June ate with a rather compromised air. ‘I had the gooseberries in the freezer,’ she said.
*
He yawned and signalled readiness for bed at a childish hour. ‘You look tired,’ said June.
‘Yes – I didn’t sleep very well last night.’
She looked quickly at him – ‘No . . . well, an awful shock for you.’
When he got into bed he found he filled it, or it had shrunk under him, and might even shrink more. He seemed to hang on the edge of the mattress, in a kind of headlong reverse – condemned to sleep alone since Pat had died, and now to squash back into adolescence. He really was tired, he hadn’t slept at all with Z, they had lain together in a sweaty parched fatigue, the news and its gravity clarifying in his mind, and the need for sex inexplicably, compellingly strong. He’d popped one of Pat’s blue pills, with a new half-spooky half-comical sense of drawing on his strength whom he missed more than ever at this moment; but after a good hour of trying he’d been unable to come, though the need to do so drove him on till all pleasurable sensation had gone. Z suffered none of these senior setbacks, and came like a dream after five or six minutes. Johnny had to keep getting up to piss, and saw himself in the bathroom mirror, a grizzled old figure with the swollen belly and implacable erection of a satyr.
Now he turned on his back, and resignedly took in the late noises of the house; after London, with its endless roar just this side of silence, the stillness of the suburb was unsparing.

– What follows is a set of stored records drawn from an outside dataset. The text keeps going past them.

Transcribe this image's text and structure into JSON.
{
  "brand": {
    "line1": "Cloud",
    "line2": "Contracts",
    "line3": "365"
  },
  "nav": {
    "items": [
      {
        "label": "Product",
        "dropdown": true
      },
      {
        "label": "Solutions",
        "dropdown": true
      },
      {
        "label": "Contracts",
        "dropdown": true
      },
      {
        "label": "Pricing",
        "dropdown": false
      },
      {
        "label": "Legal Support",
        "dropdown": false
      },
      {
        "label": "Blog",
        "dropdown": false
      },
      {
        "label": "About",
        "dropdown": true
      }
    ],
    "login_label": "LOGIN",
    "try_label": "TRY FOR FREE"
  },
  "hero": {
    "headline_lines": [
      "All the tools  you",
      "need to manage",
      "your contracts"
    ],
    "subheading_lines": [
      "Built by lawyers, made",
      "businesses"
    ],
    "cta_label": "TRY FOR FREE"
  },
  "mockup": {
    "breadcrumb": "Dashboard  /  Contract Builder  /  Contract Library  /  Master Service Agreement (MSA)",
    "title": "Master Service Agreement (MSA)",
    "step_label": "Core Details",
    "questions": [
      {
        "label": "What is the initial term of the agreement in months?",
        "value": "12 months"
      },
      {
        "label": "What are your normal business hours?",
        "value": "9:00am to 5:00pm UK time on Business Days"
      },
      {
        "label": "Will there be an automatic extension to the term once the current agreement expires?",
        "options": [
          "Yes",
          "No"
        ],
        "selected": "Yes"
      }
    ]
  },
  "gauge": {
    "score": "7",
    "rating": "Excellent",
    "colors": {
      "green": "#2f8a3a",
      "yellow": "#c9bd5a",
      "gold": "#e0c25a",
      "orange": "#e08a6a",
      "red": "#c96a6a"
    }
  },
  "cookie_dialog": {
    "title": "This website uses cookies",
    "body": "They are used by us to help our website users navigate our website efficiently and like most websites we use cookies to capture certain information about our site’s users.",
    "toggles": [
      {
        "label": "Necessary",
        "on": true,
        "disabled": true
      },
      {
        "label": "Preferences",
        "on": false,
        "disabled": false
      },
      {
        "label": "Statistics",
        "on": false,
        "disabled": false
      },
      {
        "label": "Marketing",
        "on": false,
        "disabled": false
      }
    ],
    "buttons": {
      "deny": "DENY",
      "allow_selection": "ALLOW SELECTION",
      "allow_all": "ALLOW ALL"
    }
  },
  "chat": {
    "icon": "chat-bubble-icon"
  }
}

It threw the creaks of cooling radiators, the little whine and click of the immersion heater going off, into clearer relief. The bed still made the quick nagging noise it had always made when you turned in it; the moment you thought of having a wank the news was announced to the rest of the house. The room in which June too was lying alone after decades of coupledom was far enough away for him to risk it. He wondered about Zé, which was really his name, José, and if he would see him again – he felt he would never have noticed him himself, but Zé seemed crazy about Johnny, and it was a stroke of amazing luck to have got off with someone half his age who was simply so kind. He was the opposite of Michael. Johnny reached for his phone by the bedside and thumbed in a message which magically corrected itself: I’m in bed and thinking of you X, and sent it with a beating heart and forgotten sense of daring. In a second the perky arpeggio, the bright screen, how could he have written so much so quickly? – thinking of you 2 all day!! sleep well my darlin Wish I was there with u!! Cum back soon!!! XXXXXZ. The words were abnormally vivid to him, a caress and above all a promise, and he switched off the lamp, turned on his side and dropped gaping into sleep as if under a spell.